Le giraffe sono un genere di mammiferi erbivori, appartenenti alla specie Giraffa camelopardalis, presente in tutta l’Africa centromeridionale.
Sono animali che possono raggiungere i 5 m di altezza e superare anche la tonnellata di peso: i maschi sono solitamente più grandi delle femmine.

Sono caratterizzate dall’avere un collo molto lungo, dato da un grande sviluppo del corpo vertebrale, conservando lo stesso numero delle cervicali proprio della classe dei mammiferi. Grazie all’estensione di questa parte anatomica, possono raggiungere le foglioline dei rametti più alti degli alberi, che portano facilmente alla bocca mediante la lunghissima lingua di colore blu scuro.

La loro espressione è nell’insieme dolcissima, hanno il muso allungato, gli occhi grandi e dotati di foltissime ciglia nonché la fronte munita di piccole corna permanenti, di natura ossea e ricoperte di pelle.

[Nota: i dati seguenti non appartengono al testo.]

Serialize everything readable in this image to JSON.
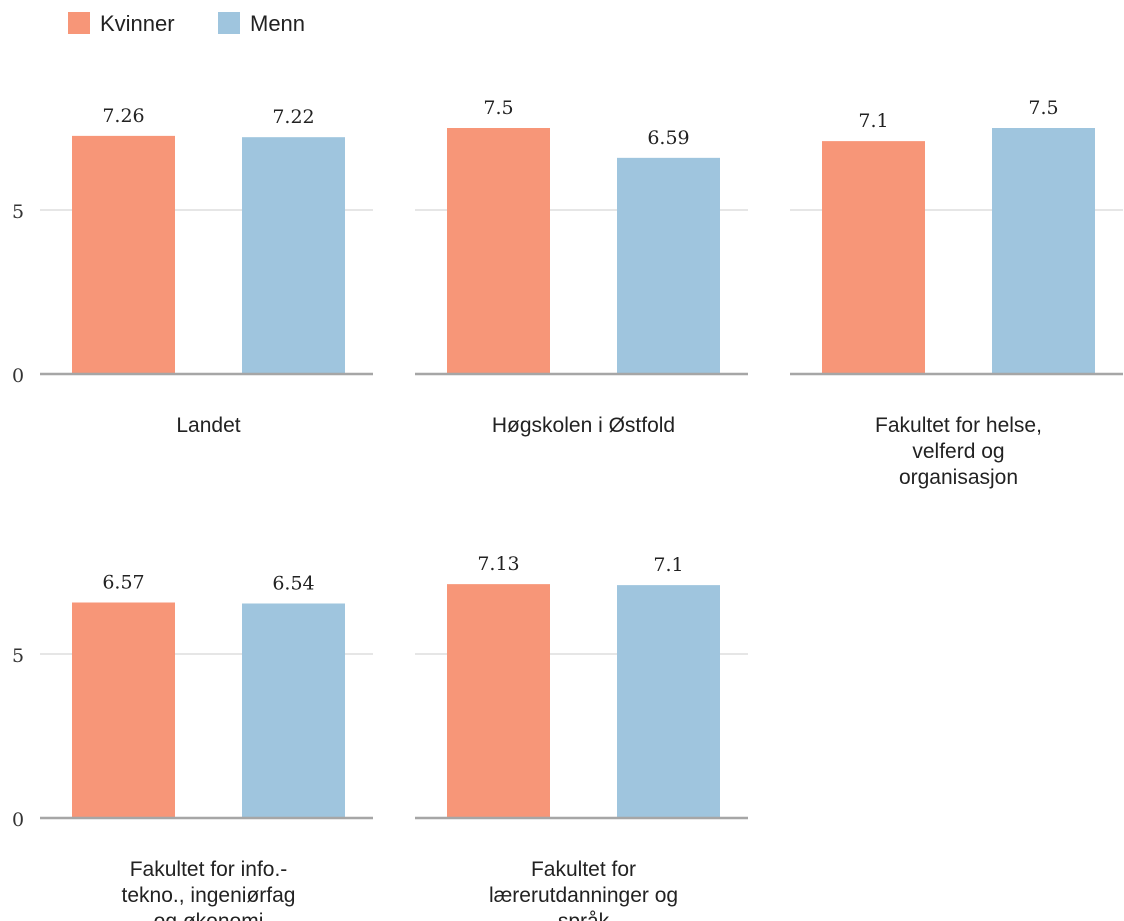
{
  "colors": {
    "kvinner": "#f79678",
    "menn": "#9fc5de",
    "gridline": "#e6e6e6",
    "baseline": "#a6a6a6"
  },
  "chart_data": {
    "type": "bar",
    "legend": {
      "position": "top-left",
      "entries": [
        "Kvinner",
        "Menn"
      ]
    },
    "series": [
      {
        "name": "Kvinner"
      },
      {
        "name": "Menn"
      }
    ],
    "ylim": [
      0,
      8
    ],
    "yticks": [
      "0",
      "5"
    ],
    "grid": true,
    "facets": [
      {
        "label": [
          "Landet"
        ],
        "values": [
          7.26,
          7.22
        ],
        "value_labels": [
          "7.26",
          "7.22"
        ]
      },
      {
        "label": [
          "Høgskolen i Østfold"
        ],
        "values": [
          7.5,
          6.59
        ],
        "value_labels": [
          "7.5",
          "6.59"
        ]
      },
      {
        "label": [
          "Fakultet for helse,",
          "velferd og",
          "organisasjon"
        ],
        "values": [
          7.1,
          7.5
        ],
        "value_labels": [
          "7.1",
          "7.5"
        ]
      },
      {
        "label": [
          "Fakultet for info.-",
          "tekno., ingeniørfag",
          "og økonomi"
        ],
        "values": [
          6.57,
          6.54
        ],
        "value_labels": [
          "6.57",
          "6.54"
        ]
      },
      {
        "label": [
          "Fakultet for",
          "lærerutdanninger og",
          "språk"
        ],
        "values": [
          7.13,
          7.1
        ],
        "value_labels": [
          "7.13",
          "7.1"
        ]
      }
    ]
  }
}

Alquanto singolare è il mantello di fondo chiaro con grandi macchie poligonali scure, tipiche di ogni soggetto come fossero una impronta digitale.
Il loro procedere è dato dal movimento sincrono delle zampe dello stesso lato e si precisa che sono velocissime, pur avendo gli arti anteriori più lunghi di quelli posteriori. Questa conformazione degli arti, li obbliga al momento dell’abbeverata o mentre brucano, ad assumere una curiosissima posizione a zampe anteriori divaricate, rendendoli purtroppo vulnerabili all’attacco di eventuali predatori.

Le giraffe solitamente amano vivere in gruppo e si riproducono facilmente, anche in condizioni di cattività. Molto noto è il “necking”, ossia il prendersi a colpi con il collo, comportamento tipico dei maschi per la loro affermazione nella gerarchia sociale ma anche per farsi notare dalle femmine in calore. Ad ogni modo, fondamentalmente, sono animali pacifici, quasi paurosi, tanto che non avendo molti mezzi di difesa, la loro caccia è, per fortuna, priva di alcun interesse umano.

Storicamente erano già note al tempo dei Romani, ma si racconta che Lorenzo de’ Medici e più tardi re Carlo X di Francia ne possedessero alcuni esemplari.